ELKO, Nev. — With a tie vote, the Elko County Planning Commission has stalled a proposal to rezone a site in Jackpot as an adult cannabis district for construction of a retail marijuana store, but there are options for later action on the rezoning effort.
The next step for Spence Property Group’s rezoning request is a either a new vote at the Dec. 17 planning commission meeting or an appeal of the tie vote to Elko County Commissioners, according to Deputy District Attorney Rand Greenburg.
“At this point, I am not sure if we will have it go before the board again or if it will just go on appeal to the county commission to be determined,” he said Friday.
The tie vote came even after the meeting’s chairman, Mark Wetmore, told planning commissioners that the issue of whether they approve the sale of cannabis is not up to them, rather they need to focus on the rezoning question. The county has already approved an ordinance allowing cannabis sales in Jackpot, which is on the Nevada-Idaho border about 45 minutes south of Twin Falls.
He said the planning commissioners “are stuck in the middle of this.”
“I don’t see how you can deny it,” said Commissioner Mike Judd at the Thursday meeting. “It’s a hard pill to swallow.”
Commissioner David Hough called one of the planning staff’s reasons for recommending approval of the zoning change “the weakest argument I’ve seen in my life.” He was referring to the statement in the staff’s report that “the opening of this retail cannabis store is expected to greatly improve the economic impacts caused by COVID-19 to the community of Jackpot.”
Hough said COVID “is not going to be with us forever.”
Elko County Commissioner Jon Karr said “Jackpot is truly a town in dire straits.

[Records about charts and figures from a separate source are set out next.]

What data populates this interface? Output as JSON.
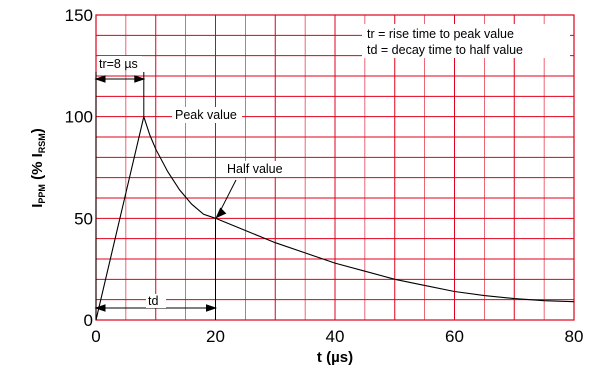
{
  "chart_data": {
    "type": "line",
    "xlabel": "t  (µs)",
    "ylabel": {
      "base": "I",
      "sub": "PPM",
      "mid": " (% I",
      "sub2": "RSM",
      "end": ")"
    },
    "xlim": [
      0,
      80
    ],
    "ylim": [
      0,
      150
    ],
    "x_ticks": [
      "0",
      "20",
      "40",
      "60",
      "80"
    ],
    "y_ticks": [
      "0",
      "50",
      "100",
      "150"
    ],
    "grid": true,
    "grid_color": "#e0001b",
    "series": [
      {
        "x": [
          0,
          8,
          9,
          10,
          12,
          14,
          16,
          18,
          20,
          25,
          30,
          35,
          40,
          45,
          50,
          55,
          60,
          65,
          70,
          75,
          80
        ],
        "y": [
          0,
          100,
          91,
          84,
          73,
          64,
          57,
          52,
          50,
          44,
          38,
          33,
          28,
          24,
          20,
          17,
          14,
          12,
          10.5,
          9.5,
          9
        ]
      }
    ],
    "annotations": {
      "legend_line1": "tr = rise time to peak value",
      "legend_line2": "td = decay time to half value",
      "tr_label": "tr=8 µs",
      "peak_label": "Peak value",
      "half_label": "Half value",
      "td_label": "td"
    }
  }
}
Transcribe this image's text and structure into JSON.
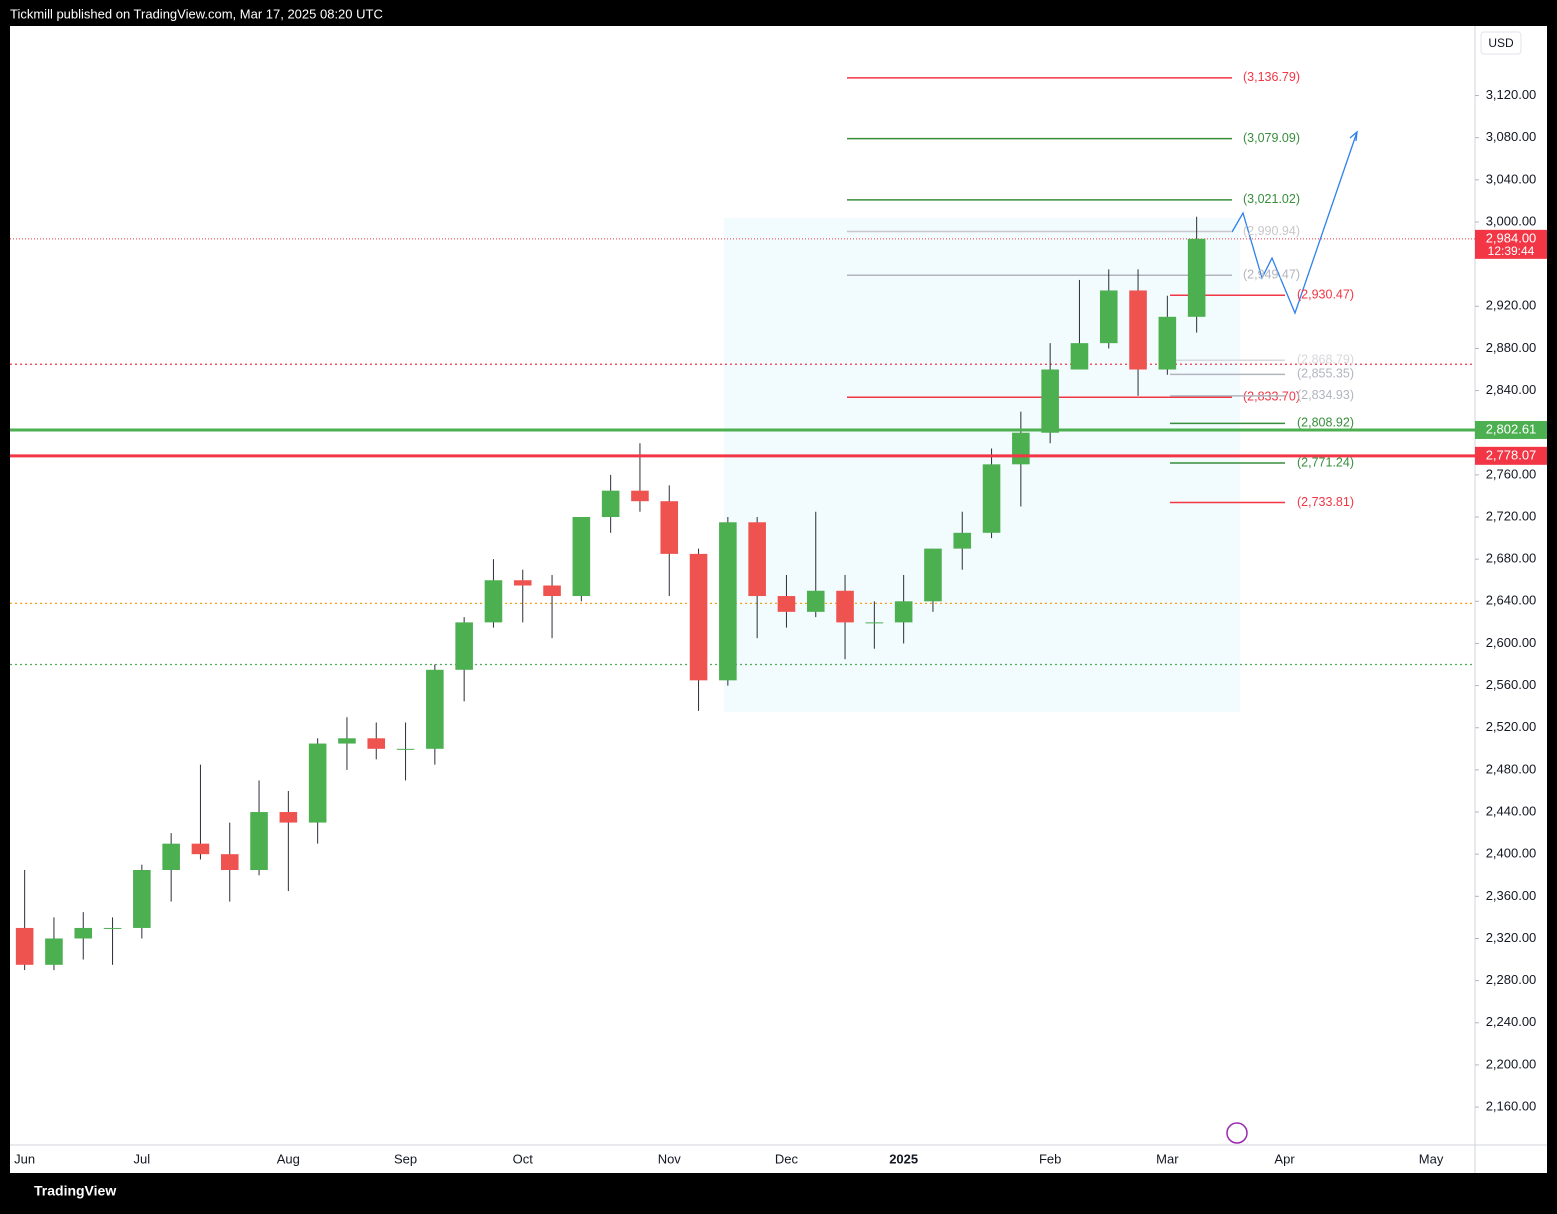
{
  "header": {
    "publisher": "Tickmill published on TradingView.com, Mar 17, 2025 08:20 UTC"
  },
  "footer": {
    "brand": "TradingView"
  },
  "chart_data": {
    "type": "candlestick",
    "currency": "USD",
    "categories": [
      "Jun",
      null,
      null,
      null,
      "Jul",
      null,
      null,
      null,
      null,
      "Aug",
      null,
      null,
      null,
      "Sep",
      null,
      null,
      null,
      "Oct",
      null,
      null,
      null,
      null,
      "Nov",
      null,
      null,
      null,
      "Dec",
      null,
      null,
      null,
      "2025",
      null,
      null,
      null,
      null,
      "Feb",
      null,
      null,
      null,
      "Mar",
      null,
      null,
      null,
      "Apr",
      null,
      null,
      null,
      null,
      "May",
      null
    ],
    "open": [
      2330,
      2295,
      2320,
      2330,
      2330,
      2385,
      2410,
      2400,
      2385,
      2440,
      2430,
      2505,
      2510,
      2500,
      2500,
      2575,
      2620,
      2660,
      2655,
      2645,
      2720,
      2745,
      2735,
      2685,
      2565,
      2715,
      2645,
      2630,
      2650,
      2620,
      2620,
      2640,
      2690,
      2705,
      2770,
      2800,
      2860,
      2885,
      2935,
      2860,
      2910,
      null,
      null,
      null,
      null,
      null,
      null,
      null,
      null,
      null
    ],
    "high": [
      2385,
      2340,
      2345,
      2340,
      2390,
      2420,
      2485,
      2430,
      2470,
      2460,
      2510,
      2530,
      2525,
      2525,
      2580,
      2625,
      2680,
      2670,
      2665,
      2720,
      2760,
      2790,
      2750,
      2690,
      2720,
      2720,
      2665,
      2725,
      2665,
      2640,
      2665,
      2690,
      2725,
      2785,
      2820,
      2885,
      2945,
      2955,
      2955,
      2930,
      3005,
      null,
      null,
      null,
      null,
      null,
      null,
      null,
      null,
      null
    ],
    "low": [
      2290,
      2290,
      2300,
      2295,
      2320,
      2355,
      2395,
      2355,
      2380,
      2365,
      2410,
      2480,
      2490,
      2470,
      2485,
      2545,
      2615,
      2620,
      2605,
      2640,
      2705,
      2725,
      2645,
      2536,
      2560,
      2605,
      2615,
      2625,
      2585,
      2595,
      2600,
      2630,
      2670,
      2700,
      2730,
      2790,
      2860,
      2880,
      2835,
      2855,
      2895,
      null,
      null,
      null,
      null,
      null,
      null,
      null,
      null,
      null
    ],
    "close": [
      2295,
      2320,
      2330,
      2330,
      2385,
      2410,
      2400,
      2385,
      2440,
      2430,
      2505,
      2510,
      2500,
      2500,
      2575,
      2620,
      2660,
      2655,
      2645,
      2720,
      2745,
      2735,
      2685,
      2565,
      2715,
      2645,
      2630,
      2650,
      2620,
      2620,
      2640,
      2690,
      2705,
      2770,
      2800,
      2860,
      2885,
      2935,
      2860,
      2910,
      2984,
      null,
      null,
      null,
      null,
      null,
      null,
      null,
      null,
      null
    ],
    "up_color": "#4caf50",
    "down_color": "#ef5350",
    "ylim": [
      2124,
      3186
    ],
    "yticks": [
      {
        "value": 2160,
        "label": "2,160.00"
      },
      {
        "value": 2200,
        "label": "2,200.00"
      },
      {
        "value": 2240,
        "label": "2,240.00"
      },
      {
        "value": 2280,
        "label": "2,280.00"
      },
      {
        "value": 2320,
        "label": "2,320.00"
      },
      {
        "value": 2360,
        "label": "2,360.00"
      },
      {
        "value": 2400,
        "label": "2,400.00"
      },
      {
        "value": 2440,
        "label": "2,440.00"
      },
      {
        "value": 2480,
        "label": "2,480.00"
      },
      {
        "value": 2520,
        "label": "2,520.00"
      },
      {
        "value": 2560,
        "label": "2,560.00"
      },
      {
        "value": 2600,
        "label": "2,600.00"
      },
      {
        "value": 2640,
        "label": "2,640.00"
      },
      {
        "value": 2680,
        "label": "2,680.00"
      },
      {
        "value": 2720,
        "label": "2,720.00"
      },
      {
        "value": 2760,
        "label": "2,760.00"
      },
      {
        "value": 2840,
        "label": "2,840.00"
      },
      {
        "value": 2880,
        "label": "2,880.00"
      },
      {
        "value": 2920,
        "label": "2,920.00"
      },
      {
        "value": 3000,
        "label": "3,000.00"
      },
      {
        "value": 3040,
        "label": "3,040.00"
      },
      {
        "value": 3080,
        "label": "3,080.00"
      },
      {
        "value": 3120,
        "label": "3,120.00"
      }
    ],
    "levels": [
      {
        "value": 3136.79,
        "label": "(3,136.79)",
        "color": "#f23645"
      },
      {
        "value": 3079.09,
        "label": "(3,079.09)",
        "color": "#388e3c"
      },
      {
        "value": 3021.02,
        "label": "(3,021.02)",
        "color": "#388e3c"
      },
      {
        "value": 2990.94,
        "label": "(2,990.94)",
        "color": "#c8c8cc"
      },
      {
        "value": 2949.47,
        "label": "(2,949.47)",
        "color": "#b2b5be"
      },
      {
        "value": 2833.7,
        "label": "(2,833.70)",
        "color": "#f23645"
      },
      {
        "value": 2930.47,
        "label": "(2,930.47)",
        "color": "#f23645"
      },
      {
        "value": 2868.79,
        "label": "(2,868.79)",
        "color": "#d8d8dc"
      },
      {
        "value": 2855.35,
        "label": "(2,855.35)",
        "color": "#b2b5be"
      },
      {
        "value": 2834.93,
        "label": "(2,834.93)",
        "color": "#b2b5be"
      },
      {
        "value": 2808.92,
        "label": "(2,808.92)",
        "color": "#388e3c"
      },
      {
        "value": 2771.24,
        "label": "(2,771.24)",
        "color": "#388e3c"
      },
      {
        "value": 2733.81,
        "label": "(2,733.81)",
        "color": "#f23645"
      }
    ],
    "key_levels": [
      {
        "value": 2802.61,
        "label": "2,802.61",
        "color": "#4caf50"
      },
      {
        "value": 2778.07,
        "label": "2,778.07",
        "color": "#f23645"
      }
    ],
    "dotted_levels": [
      {
        "value": 2865,
        "color": "#f23645"
      },
      {
        "value": 2638,
        "color": "#f7a21b"
      },
      {
        "value": 2580,
        "color": "#4caf50"
      }
    ],
    "last_price": {
      "value": 2984,
      "label": "2,984.00",
      "color": "#f23645"
    },
    "countdown": "12:39:44"
  }
}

COVID has just decimated the gambling economy and on top of that Indian casinos in the area” hurt Jackpot, which he said was hit even worse than Reno or Las Vegas.
Karr said he is not in favor of marijuana but voted to allow marijuana sales in Jackpot because of the community’s needs. He also told the planning board that they could expect a big crowd from Jackpot for the next vote on the rezoning. Karr said he came to the meeting to answer questions.
Planning Commissioners Wetmore, Judd and Dena Hartley voted for the rezoning, while Jack Larason, Richard Genseal and Hough voted nay. John Geary was absent.
“You’ve had your chance,” Greenburg said after the vote Thursday, telling the planning commissioners they would need to have a full quorum of seven at the next meeting to break the tie.
Spence Property is asking to rezone 20,675 square feet of land across from the Four Jacks hotel and casino from highway services and tourist commercial to the cannabis district, and Senior Planner Corey Rice said Thrive Cannabis Marketplace is looking to lease the site from Spence Property for the retail store.
He said originally the State of Nevada allowed two retail marijuana licenses for Elko County, and one of those is already in use in West Wendover. The other one is held by Thrive, which planned to open a dispensary in Carlin but is looking at Jackpot. The tribal marijuana shop in Elko is under a separate entity.
Rice said that unless the state grants more licenses for Elko County, Thrive holds the only remaining license.
Karr said the plan for Thrive to use its license in Jackpot instead of Carlin is a result of Jackpot’s “cries for help.”
Before the vote, Robert Howard of RH Construction answered one concern about whether the proposed marijuana shop would be too close to a school. He said a professional survey has already found that the school district is outside the 1,000-foot required radius.
After the tie vote, Howard addressed another concern about whether the marijuana store would be too close to a residential area. He said the owner of the land to be rezoned owns the remaining land in the parcel along U.S. Highway 93 and could move the modular homes nearby.
Howard, who said he was speaking for Brent Spence of Spence Property, also told commissioners the cannabis store would be an anchor for future development that might include a sandwich shop.
“Keep this in mind for the next time this zoning comes up,” Howard said.
Before the tie vote, commissioners agreed to waive a preliminary hearing for Spence Property and go directly to a public hearing on the rezoning request. A vote in favor of the rezoning would have made the cannabis district official without further action.
Thrive will still need approval from the Elko County Board of Commissioners, however, for a business license for a retail cannabis shop.
“The county commission still needs to pass a resolution approving the fee amounts for the business application fee and work cards, which will occur on December 2nd or 3rd,” Greenburg said Friday. “Also, the county commission approves all applications for marijuana dispensaries.”
Commissioner Hartley asked Greenburg whether the planning board had any liability because of the tie vote, if Spence Property met all the rezoning requirements, and his answer was that the board has no liability but the property owner has the right to appeal the decision.